Capítulo 119: Quando a Habilidade é Demasiado Poderosa, é Melhor Poupar os Golpes
Desde que o tio Xiao Shu chegou em casa, a família ganhou uma presença a mais, e o ambiente ficou um pouco mais animado. Nos últimos dias, ele entrou em um período de descanso completo.
A prática diária de técnicas de imobilização e combate após o jantar trouxe muitos benefícios para Shen Anyun.
Comparado às técnicas ensinadas pelo pai, as do tio são mais diretas, sem artifícios, focadas na rapidez, precisão e contundência, cada movimento é feito para dominar o inimigo, atingindo pontos vitais.
No entanto, o tio também alertou que, para lidar com pequenos ladrõezinhos, não é recomendável usar essas técnicas, pois podem causar problemas.
Esses pequenos ladrões geralmente não têm nenhuma habilidade de combate.
Se Shen Anyun usasse essas técnicas agressivas contra eles, poderia facilmente causar danos graves ou até pior, o que não seria nada adequado.
O tio Xiao Shu não dizia isso apenas porque suas técnicas eram poderosas, mas também porque percebeu que sua sobrinha, apesar da aparência calma e delicada, tinha uma excelente condição física e era uma candidata promissora para o treinamento marcial. Se não fosse pelo receio de sua cunhada, ele já teria tentado tirá-la para trabalhar em sua agência.
Mas, ao refletir, considerando a natureza perigosa do trabalho e a rotina irregular, que muitas vezes impede até o retorno para casa, ele achou melhor não insistir. Ele mesmo não suportaria ver sua sobrinha passar por isso, muito menos seus pais, seu irmão e sua cunhada.
O tio Xiao Shu acreditava que, se tivesse uma filha assim, certamente não a deixaria seguir essa carreira.
Embora o trabalho fosse importante, honroso e sagrado, era uma tarefa árdua e cheia de riscos, adequada para homens robustos como eles, mas cruel demais para uma mulher.
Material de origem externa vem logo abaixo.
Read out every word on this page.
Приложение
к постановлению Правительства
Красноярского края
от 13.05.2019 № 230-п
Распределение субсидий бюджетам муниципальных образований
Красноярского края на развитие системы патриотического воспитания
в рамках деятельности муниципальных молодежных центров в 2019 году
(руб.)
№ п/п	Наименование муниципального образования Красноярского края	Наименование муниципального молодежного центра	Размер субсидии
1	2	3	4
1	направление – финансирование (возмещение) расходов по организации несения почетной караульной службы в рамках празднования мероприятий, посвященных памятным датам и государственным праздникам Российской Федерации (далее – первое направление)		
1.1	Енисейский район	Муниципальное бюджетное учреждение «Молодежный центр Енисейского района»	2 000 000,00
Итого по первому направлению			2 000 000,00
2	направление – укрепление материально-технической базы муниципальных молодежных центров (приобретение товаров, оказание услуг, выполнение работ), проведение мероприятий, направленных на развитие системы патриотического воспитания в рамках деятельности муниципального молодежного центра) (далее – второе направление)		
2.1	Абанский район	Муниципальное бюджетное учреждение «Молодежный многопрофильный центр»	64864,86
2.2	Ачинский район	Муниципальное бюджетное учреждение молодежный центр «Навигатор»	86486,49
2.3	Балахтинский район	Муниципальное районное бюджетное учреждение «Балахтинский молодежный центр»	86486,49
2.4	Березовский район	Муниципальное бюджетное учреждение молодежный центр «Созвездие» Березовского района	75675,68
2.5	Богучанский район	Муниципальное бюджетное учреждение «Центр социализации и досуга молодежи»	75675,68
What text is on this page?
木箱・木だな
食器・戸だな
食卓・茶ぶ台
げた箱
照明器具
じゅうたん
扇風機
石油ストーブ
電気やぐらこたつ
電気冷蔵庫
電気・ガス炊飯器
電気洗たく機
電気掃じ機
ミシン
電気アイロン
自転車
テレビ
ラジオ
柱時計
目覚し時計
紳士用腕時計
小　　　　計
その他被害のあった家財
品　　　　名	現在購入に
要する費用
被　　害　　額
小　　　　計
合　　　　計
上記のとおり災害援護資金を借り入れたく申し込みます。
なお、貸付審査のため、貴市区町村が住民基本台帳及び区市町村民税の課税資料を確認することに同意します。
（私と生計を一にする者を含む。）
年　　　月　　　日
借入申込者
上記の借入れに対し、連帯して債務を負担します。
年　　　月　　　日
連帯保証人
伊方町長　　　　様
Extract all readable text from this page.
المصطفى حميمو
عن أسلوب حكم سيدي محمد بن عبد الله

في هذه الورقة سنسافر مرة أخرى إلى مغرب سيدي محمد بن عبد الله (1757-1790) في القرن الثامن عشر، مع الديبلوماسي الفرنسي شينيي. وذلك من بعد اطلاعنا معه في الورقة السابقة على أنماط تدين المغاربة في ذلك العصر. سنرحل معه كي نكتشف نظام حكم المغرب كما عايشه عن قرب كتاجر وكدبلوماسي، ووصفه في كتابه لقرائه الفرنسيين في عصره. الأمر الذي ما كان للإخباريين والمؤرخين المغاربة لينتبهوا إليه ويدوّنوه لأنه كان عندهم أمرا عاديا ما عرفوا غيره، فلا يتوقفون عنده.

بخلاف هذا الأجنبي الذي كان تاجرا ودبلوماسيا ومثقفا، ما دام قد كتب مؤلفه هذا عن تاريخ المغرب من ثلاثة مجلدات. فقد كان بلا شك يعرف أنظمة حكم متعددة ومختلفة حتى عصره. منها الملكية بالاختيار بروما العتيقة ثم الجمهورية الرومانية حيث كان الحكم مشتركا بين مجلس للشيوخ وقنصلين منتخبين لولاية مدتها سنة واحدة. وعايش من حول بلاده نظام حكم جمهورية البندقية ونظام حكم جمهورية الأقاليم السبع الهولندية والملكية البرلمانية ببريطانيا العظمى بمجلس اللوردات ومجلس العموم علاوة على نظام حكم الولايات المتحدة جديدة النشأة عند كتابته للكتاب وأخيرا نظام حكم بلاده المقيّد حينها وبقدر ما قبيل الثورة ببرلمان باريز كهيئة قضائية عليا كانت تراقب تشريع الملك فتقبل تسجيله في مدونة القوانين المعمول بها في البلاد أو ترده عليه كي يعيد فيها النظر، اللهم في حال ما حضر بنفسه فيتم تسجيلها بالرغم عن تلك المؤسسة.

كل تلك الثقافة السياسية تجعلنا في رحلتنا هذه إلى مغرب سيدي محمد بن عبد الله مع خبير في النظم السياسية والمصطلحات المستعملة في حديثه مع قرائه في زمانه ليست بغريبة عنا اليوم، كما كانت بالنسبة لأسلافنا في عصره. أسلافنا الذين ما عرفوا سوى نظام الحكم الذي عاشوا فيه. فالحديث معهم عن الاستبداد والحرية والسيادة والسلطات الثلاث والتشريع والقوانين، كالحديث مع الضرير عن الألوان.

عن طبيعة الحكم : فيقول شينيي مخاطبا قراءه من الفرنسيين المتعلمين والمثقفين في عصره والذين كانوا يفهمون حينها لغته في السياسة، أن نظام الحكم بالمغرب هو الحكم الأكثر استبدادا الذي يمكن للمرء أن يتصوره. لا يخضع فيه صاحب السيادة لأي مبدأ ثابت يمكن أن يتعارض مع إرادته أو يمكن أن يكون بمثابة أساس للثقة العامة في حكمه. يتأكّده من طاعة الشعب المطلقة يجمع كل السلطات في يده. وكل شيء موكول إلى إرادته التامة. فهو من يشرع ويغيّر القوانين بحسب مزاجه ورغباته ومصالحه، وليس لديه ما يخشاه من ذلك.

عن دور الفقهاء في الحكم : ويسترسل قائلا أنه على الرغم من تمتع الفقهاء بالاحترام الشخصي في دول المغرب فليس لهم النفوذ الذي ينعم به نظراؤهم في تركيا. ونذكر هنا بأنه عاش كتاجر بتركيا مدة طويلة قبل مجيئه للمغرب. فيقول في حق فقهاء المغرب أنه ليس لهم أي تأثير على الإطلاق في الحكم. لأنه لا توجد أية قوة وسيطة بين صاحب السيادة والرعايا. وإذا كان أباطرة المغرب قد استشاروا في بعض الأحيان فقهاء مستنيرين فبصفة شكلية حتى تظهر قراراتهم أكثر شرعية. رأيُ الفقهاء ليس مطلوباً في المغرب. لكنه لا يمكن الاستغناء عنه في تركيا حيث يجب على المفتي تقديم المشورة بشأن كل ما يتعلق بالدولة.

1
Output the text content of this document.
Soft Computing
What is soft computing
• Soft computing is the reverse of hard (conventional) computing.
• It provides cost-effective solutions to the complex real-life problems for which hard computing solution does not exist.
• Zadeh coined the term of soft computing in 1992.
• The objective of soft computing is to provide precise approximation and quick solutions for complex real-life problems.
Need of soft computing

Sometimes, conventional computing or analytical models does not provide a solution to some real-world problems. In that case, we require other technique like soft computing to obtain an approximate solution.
Apesar de seu departamento ter algumas mulheres combatentes, ele sabia que nem todas tinham uma vida familiar feliz.
Escolher essa profissão significava abrir mão de uma vida comum.
Por amor ao país, sua escolha era uma honra, nunca se arrependia, mas entendia bem as dificuldades que colegas enfrentavam.
Durante o Ano Novo, soube que o Sexto Júnior havia vindo para a província D, sua terra natal. Mesmo desejando visitar a família, ele não retornava há muitos anos.
Por ter servido anteriormente no exército H, temia que alguém o reconhecesse e comprometesse operações secretas, o que causaria muitos problemas.
Achava que, por um bom tempo, não teria outra oportunidade, mas para sua surpresa foi oficialmente enviado para trabalhar na província D, um presente inesperado.
Claro que sua identidade de trabalho desta vez não era verdadeira.
Mas isso bastava; poder voltar para casa já era uma bênção.
Embora não pudesse visitar os pais, ao menos podia ver seus entes queridos.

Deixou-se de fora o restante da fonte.